II. Kajian Teologis Tema
Jadilah berhikmat! Berjalan pada jalan kebenaran, di tengah-tengah jalan keadilan (Amsal 8:1-21).

Kitab Amsal adalah bagian dari Kanon, karena itu sama otoritasnya dengan kitab-kitab Perjanjian Lama yang lain. Seluruh pengajaran dalam Kitab Amsal adalah “firman Allah”. Pengajaran itu mengandung penyataan Allah, merupakan kesaksian tentang Allah dan kehendak Allah. Seluruhnya penting bukan hanya bagi orang Israel dulu tetapi juga bagi orang Kristen pada zaman ini. Dengan demikian, semua orang Kristen perlu mempelajari Kitab Amsal, baik orang muda maupun orang tua, yang kurang berpendidikan atau berpendidikan tinggi, yang berpengalaman atau tidak berpengalaman, bahkan para guru atau pengajar gereja (Sinulingga, 2010).

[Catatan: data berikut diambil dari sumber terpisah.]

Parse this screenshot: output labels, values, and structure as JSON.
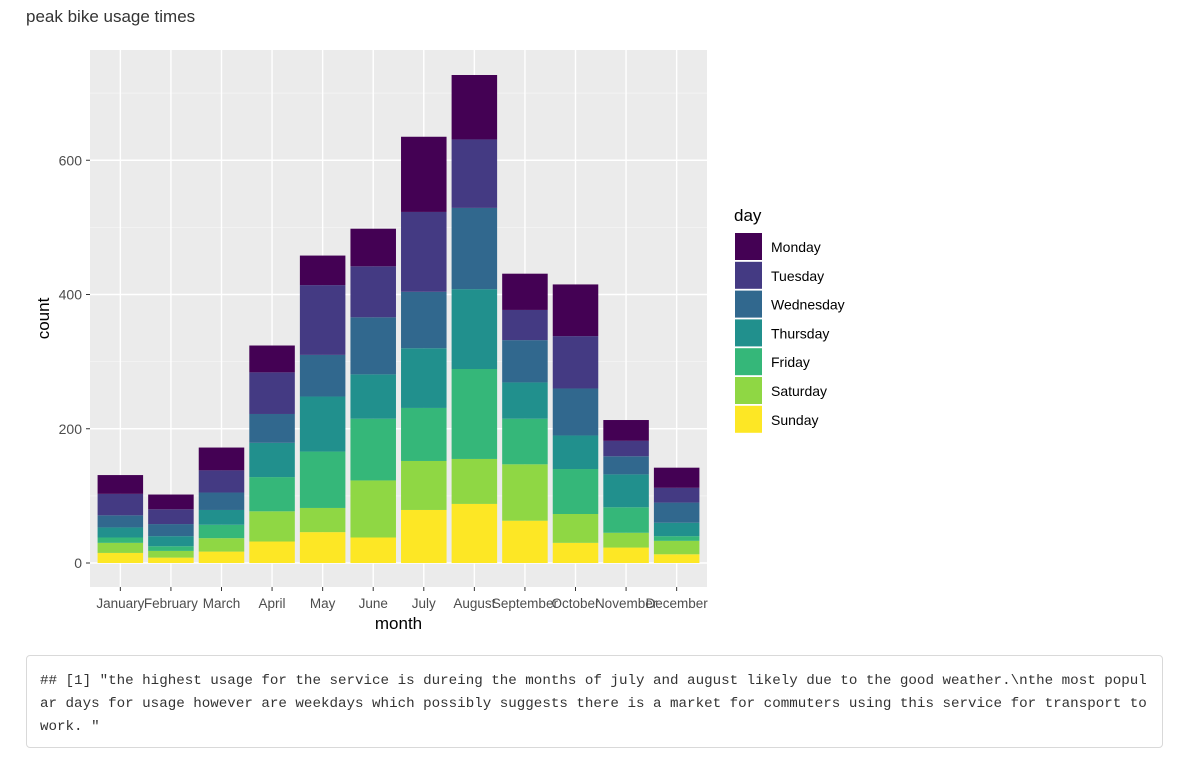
{
  "page": {
    "title": "peak bike usage times",
    "console_output": "## [1] \"the highest usage for the service is dureing the months of july and august likely due to the good weather.\\nthe most popular days for usage however are weekdays which possibly suggests there is a market for commuters using this service for transport to work. \""
  },
  "chart_data": {
    "type": "bar",
    "stacked": true,
    "title": "",
    "xlabel": "month",
    "ylabel": "count",
    "ylim": [
      -35,
      765
    ],
    "yticks": [
      0,
      200,
      400,
      600
    ],
    "grid": true,
    "legend_title": "day",
    "legend_position": "right",
    "categories": [
      "January",
      "February",
      "March",
      "April",
      "May",
      "June",
      "July",
      "August",
      "September",
      "October",
      "November",
      "December"
    ],
    "series": [
      {
        "name": "Sunday",
        "color": "#FDE725",
        "values": [
          15,
          8,
          17,
          32,
          46,
          38,
          79,
          88,
          63,
          30,
          23,
          13
        ]
      },
      {
        "name": "Saturday",
        "color": "#8FD744",
        "values": [
          15,
          10,
          20,
          45,
          36,
          85,
          73,
          67,
          84,
          43,
          22,
          20
        ]
      },
      {
        "name": "Friday",
        "color": "#35B779",
        "values": [
          8,
          7,
          20,
          51,
          84,
          92,
          79,
          134,
          68,
          67,
          38,
          7
        ]
      },
      {
        "name": "Thursday",
        "color": "#21908D",
        "values": [
          15,
          15,
          22,
          51,
          82,
          66,
          89,
          119,
          54,
          50,
          49,
          20
        ]
      },
      {
        "name": "Wednesday",
        "color": "#31688E",
        "values": [
          18,
          18,
          26,
          43,
          62,
          85,
          84,
          121,
          63,
          70,
          27,
          30
        ]
      },
      {
        "name": "Tuesday",
        "color": "#443A83",
        "values": [
          32,
          22,
          33,
          62,
          104,
          76,
          119,
          102,
          45,
          78,
          23,
          22
        ]
      },
      {
        "name": "Monday",
        "color": "#440154",
        "values": [
          28,
          22,
          34,
          40,
          44,
          56,
          112,
          96,
          54,
          77,
          31,
          30
        ]
      }
    ],
    "legend_order": [
      "Monday",
      "Tuesday",
      "Wednesday",
      "Thursday",
      "Friday",
      "Saturday",
      "Sunday"
    ],
    "panel_background": "#EBEBEB"
  }
}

Kitab Amsal menekankan pengajaran yang akan membawa seseorang kepada sikap hidup yang “takut akan Tuhan”, sikap hidup yang amat dibutuhkan ditengah-tengah dekadensi moral yang umumnya terjadi dalam masyarakat Indonesia. Karena sikap hidup “takut akan Tuhan” adalah langkah pertama dan elemen utama semua pengetahuan dan ilmu pengetahuan (Ams. 1:7). “Takut akan Tuhan” harus menjadi pemandu bagi setiap orang yang mencari atau mengaplikasikan pengetahuan dan ilmu pengetahuan, bahkan “takut akan Tuhan” itu menjadi karakteristik moralnya.
Kitab Amsal, Ayub, dan Pengkhotbah, merupakan bagian dari tulisan-tulisan hikmat pada Perjanjian Lama. Menurut tradisi orang Yahudi, sesuai dengan kata-kata yang tercantum dalam Amsal 1:1a, kitab ini ditulis Raja Salomo. Memang, bagian dari isi kitab tersebut berasal dari masa Kerajaan Israel kuno, bahkan kemungkinan besar dari Raja Salomo, yang menggunakan bermacam-macam bahan (lih. 1 Raj. 3-5). Tetapi, dengan disebutkannya macam-macam penulis, selain Raja Salomo, dalam perikop tertentu dari Kitab Amsal (Ams. 1:1; 10:1; 22:17; 23:23; 25:1; 30:1; 31:1), jelaslah bahwa kitab ini merupakan koleksi dari aneka ragam tulisan dan penulis. Sinulingga (2010) juga menegaskan bahwa berdasarkan hasil penelitian terhadap konsep hikmat dan bahasa Ibrani dalam Kitab Amsal, ternyata bahwa kitab ini tidak mungkin seluruhnya ditulis pada satu masa, apalagi oleh seorang saja. Tidaklah seluruh bagian kitab ini berasal dari masa Kerajaan, tetapi sebagian dari masa sebelum Kerajaan (sekitar abad ke-12 s/d 10 sM.), yang lainnya dari masa Pembuangan (sekitar abad ke-7 sM.) dan sesudah Pembuangan (sekitar abad ke-6 sM.).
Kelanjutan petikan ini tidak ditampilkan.